1. O que é experiência?

1.2. A experiência e a pessoa deficiente visual

Como pensar a experiência das pessoas com deficiência visual?

Se pensarmos na metáfora da experiência como um momento de passagem, de travessia, perpassada por perigos e insegurança, quais seriam os desafios para uma pessoa que não enxerga?

Amiralian (1997, p. 22) diz que quando pensamos na pessoa cega a associamos a “[...] uma pessoa sofrida que vive nas „trevas‟ e em eterna „escuridão‟”. Para as pessoas que enxergam a cegueira é escuridão, dificuldade de locomoção,

sentimento de perda e desolação. O sujeito cego é visto como um ser incapaz de agir, que vive na “escuridão” total, tanto no sentido físico quanto no psicológico.

A imagem que sempre nos vêm à mente quando pensamos na travessia sem o sentido da visão é a imagem que o homem do final da Idade Média possuía do mundo. Isto é, para além daquilo que era conhecido. Nos confins do mundo havia um domínio de monstros perigosos e ocultos, prestes a atacar. O desconhecido era muito perigoso.

Figura 1: Publicado em: Novi Orbis Indiae Occidentalis, 1621: Various incarnations of the "Land Down Under"3.
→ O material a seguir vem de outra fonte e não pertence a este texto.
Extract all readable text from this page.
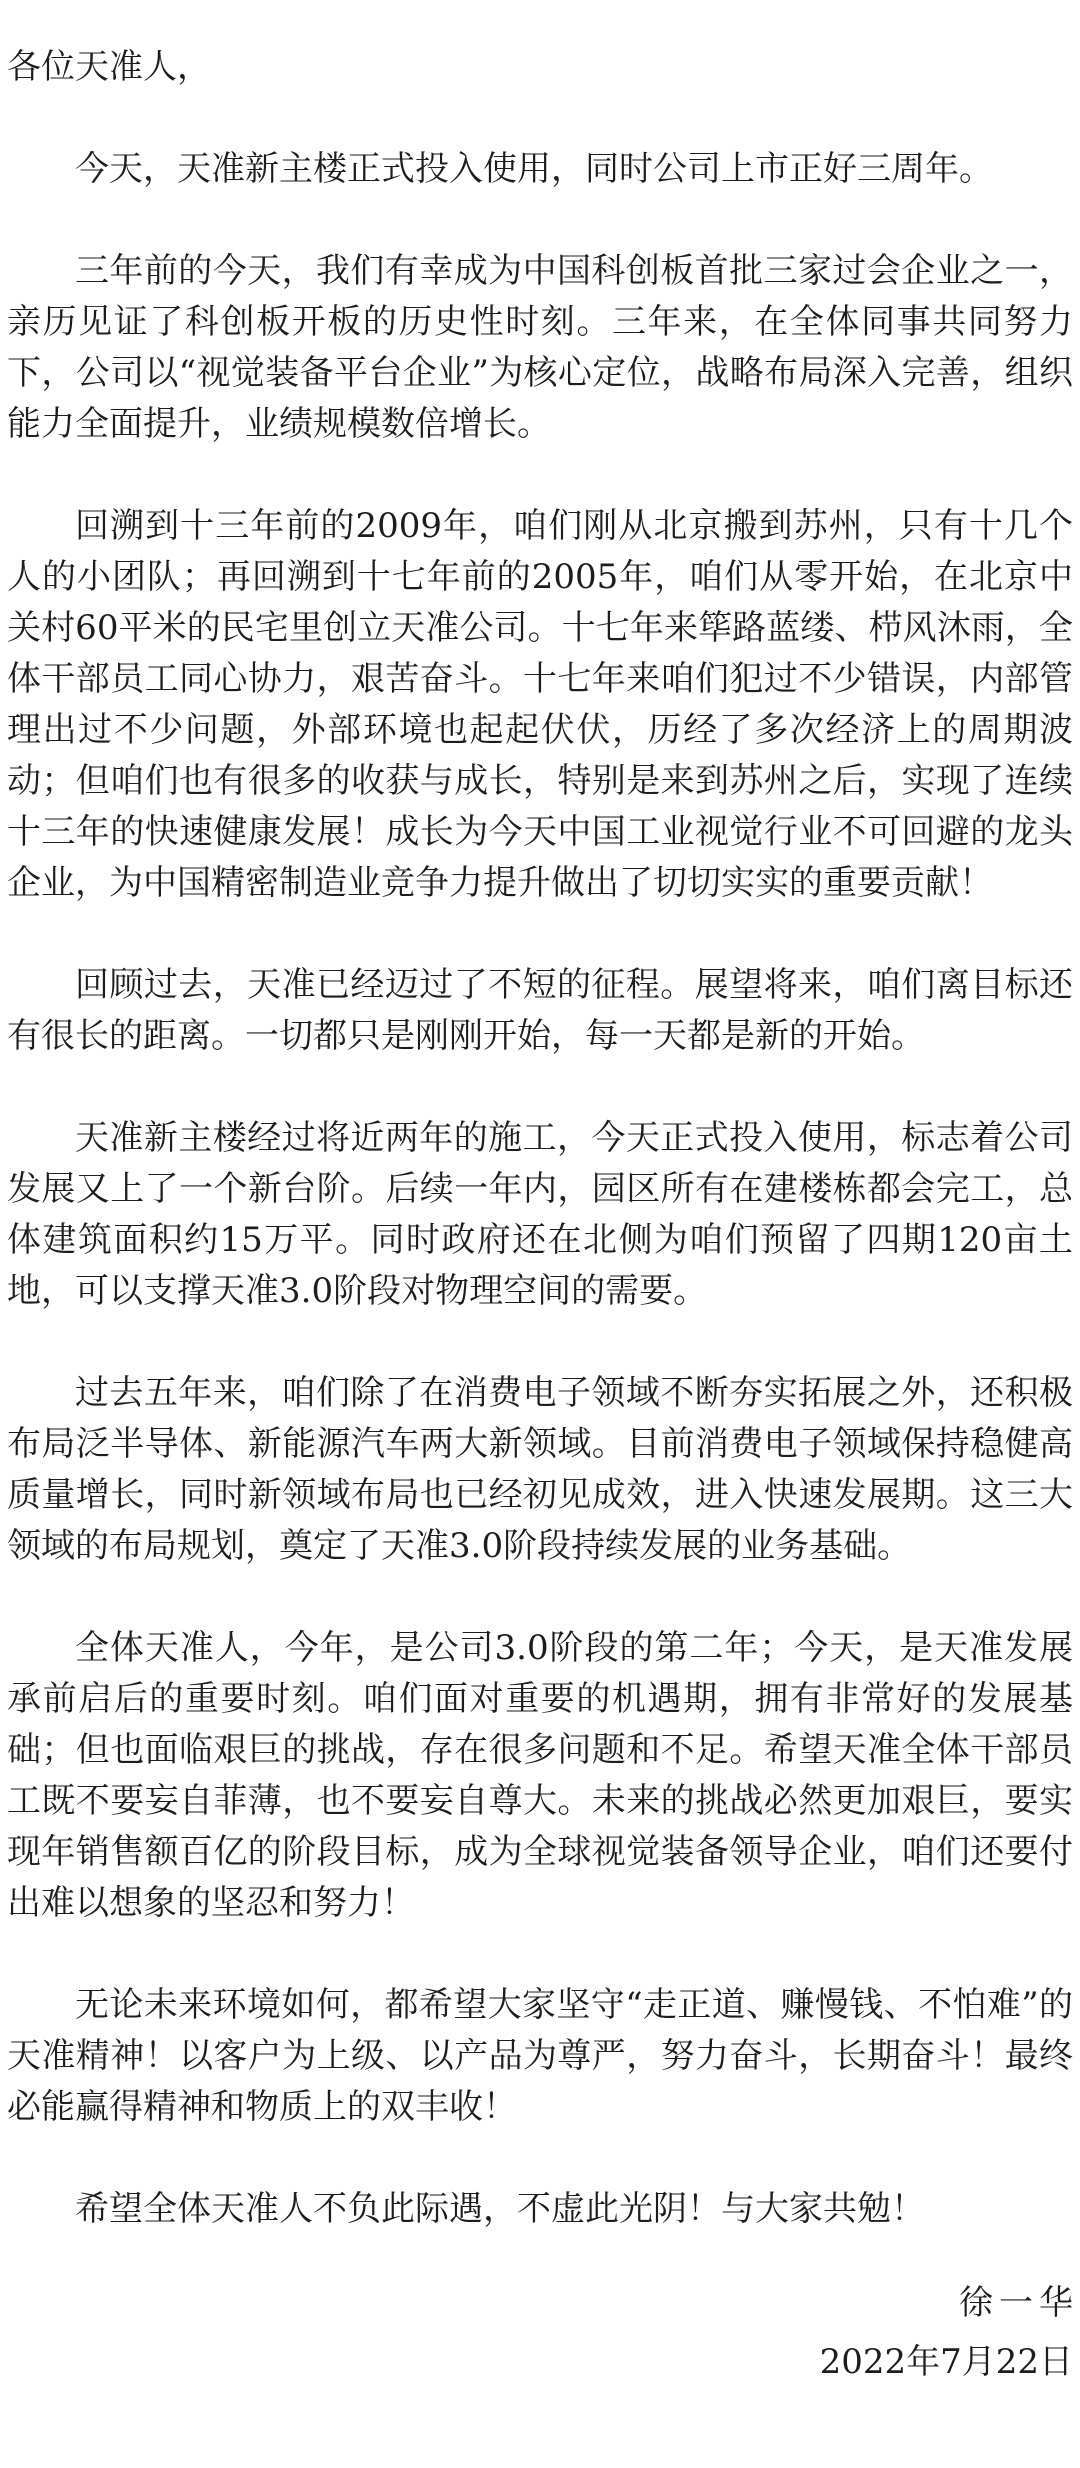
各位天准人，

今天，天准新主楼正式投入使用，同时公司上市正好三周年。

三年前的今天，我们有幸成为中国科创板首批三家过会企业之一，亲历见证了科创板开板的历史性时刻。三年来，在全体同事共同努力下，公司以“视觉装备平台企业”为核心定位，战略布局深入完善，组织能力全面提升，业绩规模数倍增长。

回溯到十三年前的2009年，咱们刚从北京搬到苏州，只有十几个人的小团队；再回溯到十七年前的2005年，咱们从零开始，在北京中关村60平米的民宅里创立天准公司。十七年来筚路蓝缕、栉风沐雨，全体干部员工同心协力，艰苦奋斗。十七年来咱们犯过不少错误，内部管理出过不少问题，外部环境也起起伏伏，历经了多次经济上的周期波动；但咱们也有很多的收获与成长，特别是来到苏州之后，实现了连续十三年的快速健康发展！成长为今天中国工业视觉行业不可回避的龙头企业，为中国精密制造业竞争力提升做出了切切实实的重要贡献！

回顾过去，天准已经迈过了不短的征程。展望将来，咱们离目标还有很长的距离。一切都只是刚刚开始，每一天都是新的开始。

天准新主楼经过将近两年的施工，今天正式投入使用，标志着公司发展又上了一个新台阶。后续一年内，园区所有在建楼栋都会完工，总体建筑面积约15万平。同时政府还在北侧为咱们预留了四期120亩土地，可以支撑天准3.0阶段对物理空间的需要。

过去五年来，咱们除了在消费电子领域不断夯实拓展之外，还积极布局泛半导体、新能源汽车两大新领域。目前消费电子领域保持稳健高质量增长，同时新领域布局也已经初见成效，进入快速发展期。这三大领域的布局规划，奠定了天准3.0阶段持续发展的业务基础。

全体天准人，今年，是公司3.0阶段的第二年；今天，是天准发展承前启后的重要时刻。咱们面对重要的机遇期，拥有非常好的发展基础；但也面临艰巨的挑战，存在很多问题和不足。希望天准全体干部员工既不要妄自菲薄，也不要妄自尊大。未来的挑战必然更加艰巨，要实现年销售额百亿的阶段目标，成为全球视觉装备领导企业，咱们还要付出难以想象的坚忍和努力！

无论未来环境如何，都希望大家坚守“走正道、赚慢钱、不怕难”的天准精神！以客户为上级、以产品为尊严，努力奋斗，长期奋斗！最终必能赢得精神和物质上的双丰收！

希望全体天准人不负此际遇，不虚此光阴！与大家共勉！

徐一华

2022年7月22日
Descrição da figura gravura criada pelo cientista-artista Honório Philopobus em 1621 que foi

originalmente publicada pela, Novi Orbis Indiae Occidentalis. Atualmente foi publicada no livro de Joseph Nigg, The Book of Fabulous Beasts. A gravura é um mapa que conta a lenda de São Brandão que saiu da Irlanda em uma embarcação junto com alguns monges em busca do paraíso. No centro tomando grande parte da gravura encontramos a baleia Jasconius, um peixe gigante do tamanho de uma ilha. Sua cabeça está voltada para a margem direita. Do alto de sua cabeça jorram dois jatos de água em direção ao continente europeu e africano. Na frente da baleia perto do canto superior direito encontramos parte do mapa da Europa representando a península ibérica. No canto inferior direito entramos parte do mapa da África Ocidental, onde se encontram a Mauritânia e o Senegal. No centro perto da margem inferior está um barco com três homens. O barco esta voltado para a diagonal esquerda na direção oposta à África. Dois homens estão sentados de costas para o continente Africano. Eles têm aparência de monge, cabeça raspada no alto e roupas característica dos franciscano ou beneditino, ambos leem um livro. O terceiro homem está de pé com um remo na mão. O homem pé possui barba e cabelos longos e uma auréola em volta de sua cabeça, que tradicionalmente representa uma santidade. Ele está na frente dos dois monges, no lado oposto do barco. Acima de sua cabeça está a baleia-ilha. No dorso das costas da baleia vemos várias figuras ajoelhadas em semicírculo, no centro há uma figura de costas com paramentos de padre, à sua frente um altar com um crucifixo. Mais para a esquerda seguindo o corpo da baleia Jasconius, está uma caravela atracada sobre o dorso da baleia perto de seu rabo. Acima da caravela atracada, na sua

3 Unsual and Marvelous Maps. Disponível em: <http://www.webofentertainment.com/2009/08/unusual- and-marvelous-maps.html> Acesso em: 20/08/2010

parte central da margem superior encontramos a ilha de São Brandão. Seguindo a margem superior em direção ao canto esquerdo há duas caravelas apontando para direção da diagonal esquerda. Entre o rabo da baleia e o centro da margem esquerda encontramos mais uma caravela. Abaixo da caravela, entre a ilha baleia e o canto inferior esquerdo estão as ilhas canárias e a ilha da fortuna. No canto esquerdo encontramos uma caravela navegando para o lado esquerdo.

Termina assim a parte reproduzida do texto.